The California Nurses Assn. is expected today to file a petition with the federal labor board that seeks to unionize registered nurses at five more hospitals owned by Tenet Healthcare Corp., the state’s largest hospital operator.
The move would bring to 13 the number of Tenet hospitals the nurses group is formally seeking to unionize, and it would intensify a battle CNA is waging against two rival unions -- the Service Employees International Union and the American Federation of State, County and Municipal Employees.
This month Tenet, which operates 40 hospitals in the state, made a deal with the SEIU and AFSCME that essentially opened the doors to those unions to organize at Tenet hospitals and would guarantee certain wage increases for those who join the unions.

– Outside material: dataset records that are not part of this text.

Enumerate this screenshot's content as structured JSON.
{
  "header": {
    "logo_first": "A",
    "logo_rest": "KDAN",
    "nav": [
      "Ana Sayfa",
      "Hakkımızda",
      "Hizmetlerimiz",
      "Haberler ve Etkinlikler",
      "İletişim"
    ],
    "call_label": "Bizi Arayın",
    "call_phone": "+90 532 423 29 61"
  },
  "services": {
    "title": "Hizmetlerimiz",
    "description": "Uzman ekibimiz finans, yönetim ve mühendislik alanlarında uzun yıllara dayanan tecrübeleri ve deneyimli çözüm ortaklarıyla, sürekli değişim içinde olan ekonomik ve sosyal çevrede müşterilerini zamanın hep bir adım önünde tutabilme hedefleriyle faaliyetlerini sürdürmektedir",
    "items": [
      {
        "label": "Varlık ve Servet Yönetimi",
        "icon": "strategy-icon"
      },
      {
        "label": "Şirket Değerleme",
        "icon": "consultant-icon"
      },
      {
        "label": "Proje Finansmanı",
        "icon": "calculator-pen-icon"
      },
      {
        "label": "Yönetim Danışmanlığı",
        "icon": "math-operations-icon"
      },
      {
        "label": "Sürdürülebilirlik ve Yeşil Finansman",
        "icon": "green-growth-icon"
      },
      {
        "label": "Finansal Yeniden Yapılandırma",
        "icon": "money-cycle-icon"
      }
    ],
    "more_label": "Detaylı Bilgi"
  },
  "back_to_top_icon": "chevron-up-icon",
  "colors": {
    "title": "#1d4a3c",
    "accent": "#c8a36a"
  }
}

The CNA is challenging the legality of that agreement with the National Labor Relations Board and is trying to be first to the punch in holding union votes at some Tenet hospitals. Its petition to be filed today will seek to represent 2,300 registered nurses at five Tenet hospitals: Doctors Medical Center of Modesto, Alvarado Hospital Medical Center in San Diego, Midway Hospital Medical Center in Los Angeles, Western Medical Center-Santa Ana and Twin Cities Community Hospital in Templeton.
“It’s a dramatic signal that Tenet registered nurses want representation by the nurses association,” David M. Johnson, the CNA’s Southern California director, said Wednesday. The nurses group currently represents four Tenet hospitals.

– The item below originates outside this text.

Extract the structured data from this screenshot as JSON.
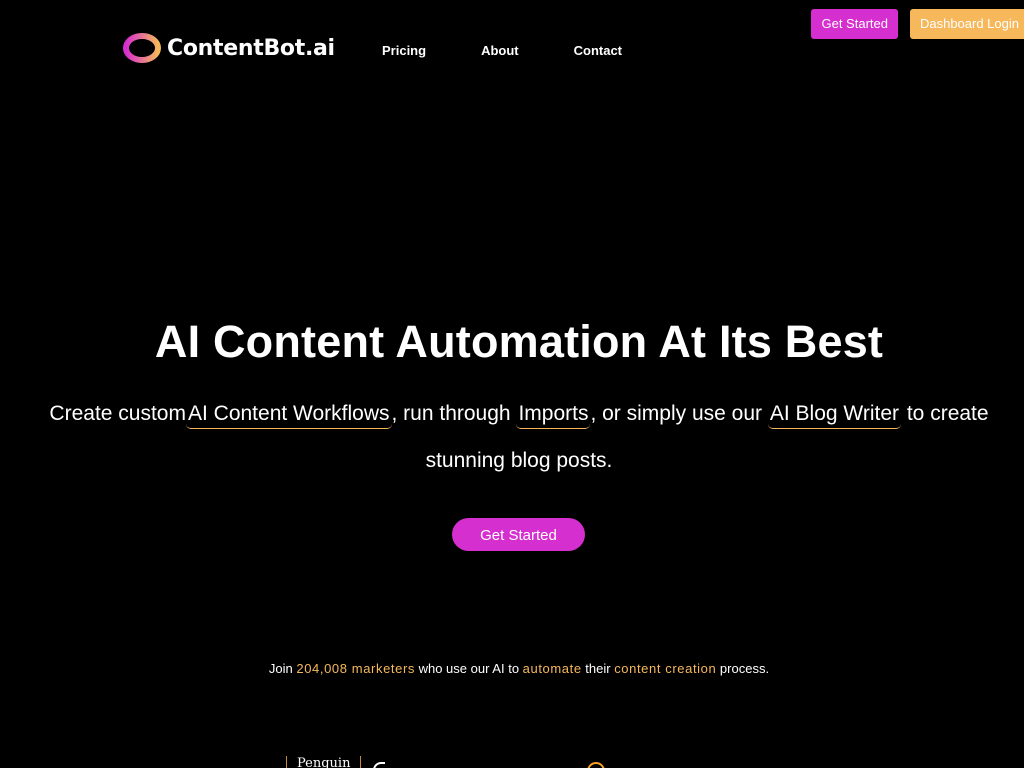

The SEIU and AFSCME combined have labor pacts at eight Tenet hospitals and are pressing ahead with their campaigns to organize more facilities. On Wednesday, SEIU spokeswoman Lisa Hubbard said the union had won elections at five Tenet hospitals this month.

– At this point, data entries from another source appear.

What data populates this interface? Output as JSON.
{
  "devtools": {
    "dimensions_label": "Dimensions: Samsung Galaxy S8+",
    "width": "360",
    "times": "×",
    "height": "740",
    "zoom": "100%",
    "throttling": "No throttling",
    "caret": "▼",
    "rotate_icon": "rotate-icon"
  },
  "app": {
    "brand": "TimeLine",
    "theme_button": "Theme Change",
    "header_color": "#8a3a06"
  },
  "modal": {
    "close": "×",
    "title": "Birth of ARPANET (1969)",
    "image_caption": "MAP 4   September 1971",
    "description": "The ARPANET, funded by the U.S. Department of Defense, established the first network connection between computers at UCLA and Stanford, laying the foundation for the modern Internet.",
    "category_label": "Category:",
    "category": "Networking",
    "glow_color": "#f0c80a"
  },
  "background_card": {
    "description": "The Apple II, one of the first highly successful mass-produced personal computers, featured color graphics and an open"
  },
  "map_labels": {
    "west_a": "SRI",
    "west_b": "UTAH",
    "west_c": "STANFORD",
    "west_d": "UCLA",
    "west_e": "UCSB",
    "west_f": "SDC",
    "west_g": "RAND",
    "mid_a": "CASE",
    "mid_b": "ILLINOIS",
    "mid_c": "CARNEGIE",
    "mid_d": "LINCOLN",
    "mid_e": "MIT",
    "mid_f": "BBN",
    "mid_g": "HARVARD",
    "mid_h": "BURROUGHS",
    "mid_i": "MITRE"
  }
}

Tenet spokesman Steve Campanini said gathering signatures alone does not mean that the nurses association will win the right to represent the nurses.
The Santa Barbara-based hospital chain, which is trying to recover from numerous legal battles and government probes, this month sought to soften its tough labor climate by forging a pact with the SEIU and AFSCME that would guarantee unionized workers pay raises of 8% in the first year and 7% in each of the next three years.